IPAF shortlisted novels top bestseller lists at this year's Cairo Book Fair
8 February 2012
At the 43rd Cairo International Book Fair, literary works held their own against political analyses of the Arab Spring and those exposing the crimes of the former heads of state of Egypt and Libya, Hosni Mubarak and Muammar Gaddafi.
Cairo-based Al-Dustur newspaper reported on the sales figures of several major publishers at the fair and found that novels by IPAF shortlisted authors, a poetry collection and a 24 volume encyclopedia on Islam were the bestselling books alongside some political works. Embrace on Brooklyn Bridge by the Egyptian author Ezzedine Choukri Fishere, shortlisted for this year's Prize, was the bestseller for its publisher Dar al-Ain, followed by Tayyeb Saleh's classic Season of Migration to the North, whilst Nasser Iraq's The Unemployed, the other Egyptian novel contending for IPAF 2012 , sold the most copies for the Egyptian-Lebanese Publishing House along with The Last Days of Mubarak by Abd al-Latif al-Manawy.

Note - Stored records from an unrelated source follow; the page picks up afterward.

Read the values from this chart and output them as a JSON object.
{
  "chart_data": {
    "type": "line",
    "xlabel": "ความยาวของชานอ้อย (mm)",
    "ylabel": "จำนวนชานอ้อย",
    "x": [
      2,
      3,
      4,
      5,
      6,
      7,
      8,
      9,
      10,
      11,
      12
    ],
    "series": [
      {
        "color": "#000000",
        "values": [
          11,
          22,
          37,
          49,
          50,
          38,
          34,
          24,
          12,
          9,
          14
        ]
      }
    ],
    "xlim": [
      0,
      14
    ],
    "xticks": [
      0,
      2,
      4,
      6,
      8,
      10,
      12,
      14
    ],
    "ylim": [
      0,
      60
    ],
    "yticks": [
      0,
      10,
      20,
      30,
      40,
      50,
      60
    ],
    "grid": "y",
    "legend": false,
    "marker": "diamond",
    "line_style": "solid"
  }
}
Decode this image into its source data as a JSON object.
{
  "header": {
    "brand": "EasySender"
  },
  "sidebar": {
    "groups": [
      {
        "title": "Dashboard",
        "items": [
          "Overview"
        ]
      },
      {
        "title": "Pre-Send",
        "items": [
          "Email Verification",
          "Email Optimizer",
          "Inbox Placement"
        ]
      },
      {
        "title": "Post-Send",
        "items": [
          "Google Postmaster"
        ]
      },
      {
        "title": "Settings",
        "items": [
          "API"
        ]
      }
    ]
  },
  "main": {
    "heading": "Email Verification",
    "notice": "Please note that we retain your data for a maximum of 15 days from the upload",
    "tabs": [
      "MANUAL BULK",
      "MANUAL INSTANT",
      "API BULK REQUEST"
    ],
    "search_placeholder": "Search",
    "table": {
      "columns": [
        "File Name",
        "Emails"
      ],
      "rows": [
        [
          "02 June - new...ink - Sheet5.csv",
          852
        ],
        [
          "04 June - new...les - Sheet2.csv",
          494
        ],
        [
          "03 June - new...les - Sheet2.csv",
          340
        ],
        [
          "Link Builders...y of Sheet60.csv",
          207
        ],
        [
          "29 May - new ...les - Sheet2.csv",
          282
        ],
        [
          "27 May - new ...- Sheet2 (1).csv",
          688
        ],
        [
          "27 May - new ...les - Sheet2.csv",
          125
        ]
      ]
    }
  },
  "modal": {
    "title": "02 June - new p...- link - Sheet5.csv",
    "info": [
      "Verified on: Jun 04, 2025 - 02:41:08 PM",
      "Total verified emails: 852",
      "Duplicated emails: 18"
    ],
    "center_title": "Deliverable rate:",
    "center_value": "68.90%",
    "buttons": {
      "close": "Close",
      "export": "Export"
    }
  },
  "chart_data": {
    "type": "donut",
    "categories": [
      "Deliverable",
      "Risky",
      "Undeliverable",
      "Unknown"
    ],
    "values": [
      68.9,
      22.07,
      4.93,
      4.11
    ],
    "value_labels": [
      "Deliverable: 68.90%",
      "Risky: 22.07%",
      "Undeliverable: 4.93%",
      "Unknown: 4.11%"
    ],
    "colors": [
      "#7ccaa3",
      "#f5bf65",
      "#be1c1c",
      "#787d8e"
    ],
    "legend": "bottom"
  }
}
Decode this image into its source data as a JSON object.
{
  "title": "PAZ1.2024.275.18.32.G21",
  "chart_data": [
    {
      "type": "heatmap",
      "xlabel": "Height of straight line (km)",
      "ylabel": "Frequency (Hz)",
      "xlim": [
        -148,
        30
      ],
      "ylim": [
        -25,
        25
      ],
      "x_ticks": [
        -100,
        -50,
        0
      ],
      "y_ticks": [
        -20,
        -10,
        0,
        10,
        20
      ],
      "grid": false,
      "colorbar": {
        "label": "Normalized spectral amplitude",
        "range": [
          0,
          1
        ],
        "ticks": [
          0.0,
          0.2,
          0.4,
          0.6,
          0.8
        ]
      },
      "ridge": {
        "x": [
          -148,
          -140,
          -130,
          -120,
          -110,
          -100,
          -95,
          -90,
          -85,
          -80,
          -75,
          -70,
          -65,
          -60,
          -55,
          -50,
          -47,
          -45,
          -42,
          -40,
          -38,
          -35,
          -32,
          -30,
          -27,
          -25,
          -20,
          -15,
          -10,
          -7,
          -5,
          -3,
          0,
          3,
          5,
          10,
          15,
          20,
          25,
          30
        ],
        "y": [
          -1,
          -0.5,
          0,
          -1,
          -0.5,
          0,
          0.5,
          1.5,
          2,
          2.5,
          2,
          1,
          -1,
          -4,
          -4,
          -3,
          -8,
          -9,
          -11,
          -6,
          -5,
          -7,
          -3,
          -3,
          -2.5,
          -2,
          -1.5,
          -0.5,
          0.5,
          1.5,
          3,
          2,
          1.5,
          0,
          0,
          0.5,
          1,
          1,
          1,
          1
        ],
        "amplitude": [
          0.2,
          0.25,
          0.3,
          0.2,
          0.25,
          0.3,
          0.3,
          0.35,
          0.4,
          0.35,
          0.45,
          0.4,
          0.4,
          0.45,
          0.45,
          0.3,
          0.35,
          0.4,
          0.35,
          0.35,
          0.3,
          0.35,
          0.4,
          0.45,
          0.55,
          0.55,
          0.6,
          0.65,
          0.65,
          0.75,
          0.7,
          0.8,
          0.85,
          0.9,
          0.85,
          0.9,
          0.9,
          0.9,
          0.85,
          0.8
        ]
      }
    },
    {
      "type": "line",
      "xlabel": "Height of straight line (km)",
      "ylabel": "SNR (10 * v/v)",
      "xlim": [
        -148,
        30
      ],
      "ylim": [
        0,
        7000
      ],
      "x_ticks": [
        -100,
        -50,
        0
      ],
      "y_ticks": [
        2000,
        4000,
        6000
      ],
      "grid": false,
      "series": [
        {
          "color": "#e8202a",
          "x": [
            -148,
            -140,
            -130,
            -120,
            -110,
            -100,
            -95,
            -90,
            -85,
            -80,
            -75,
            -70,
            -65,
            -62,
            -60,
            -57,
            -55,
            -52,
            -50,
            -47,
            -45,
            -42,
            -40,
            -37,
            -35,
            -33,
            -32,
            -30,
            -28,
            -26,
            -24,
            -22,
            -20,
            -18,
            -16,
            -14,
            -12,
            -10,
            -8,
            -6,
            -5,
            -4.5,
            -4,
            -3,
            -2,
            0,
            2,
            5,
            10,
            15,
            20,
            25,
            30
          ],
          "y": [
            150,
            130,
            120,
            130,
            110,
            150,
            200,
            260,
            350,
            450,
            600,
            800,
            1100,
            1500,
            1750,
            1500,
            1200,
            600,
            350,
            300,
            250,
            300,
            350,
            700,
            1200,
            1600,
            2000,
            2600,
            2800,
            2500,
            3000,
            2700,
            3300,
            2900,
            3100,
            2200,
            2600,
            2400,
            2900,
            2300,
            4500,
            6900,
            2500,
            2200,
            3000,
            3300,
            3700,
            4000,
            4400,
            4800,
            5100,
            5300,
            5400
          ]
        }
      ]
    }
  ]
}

Also present at the fair was former IPAF winner Youssef Ziedan, whose latest novel, Impossible, was a bestseller for Dar al-Shorouk. Unlike Azazeel which won IPAF in 2009 and is set in the 5th century AD, his new work follows a young Egyptian in the present day who travels to Afghanistan and ends up incarcerated in Guantanamo Bay.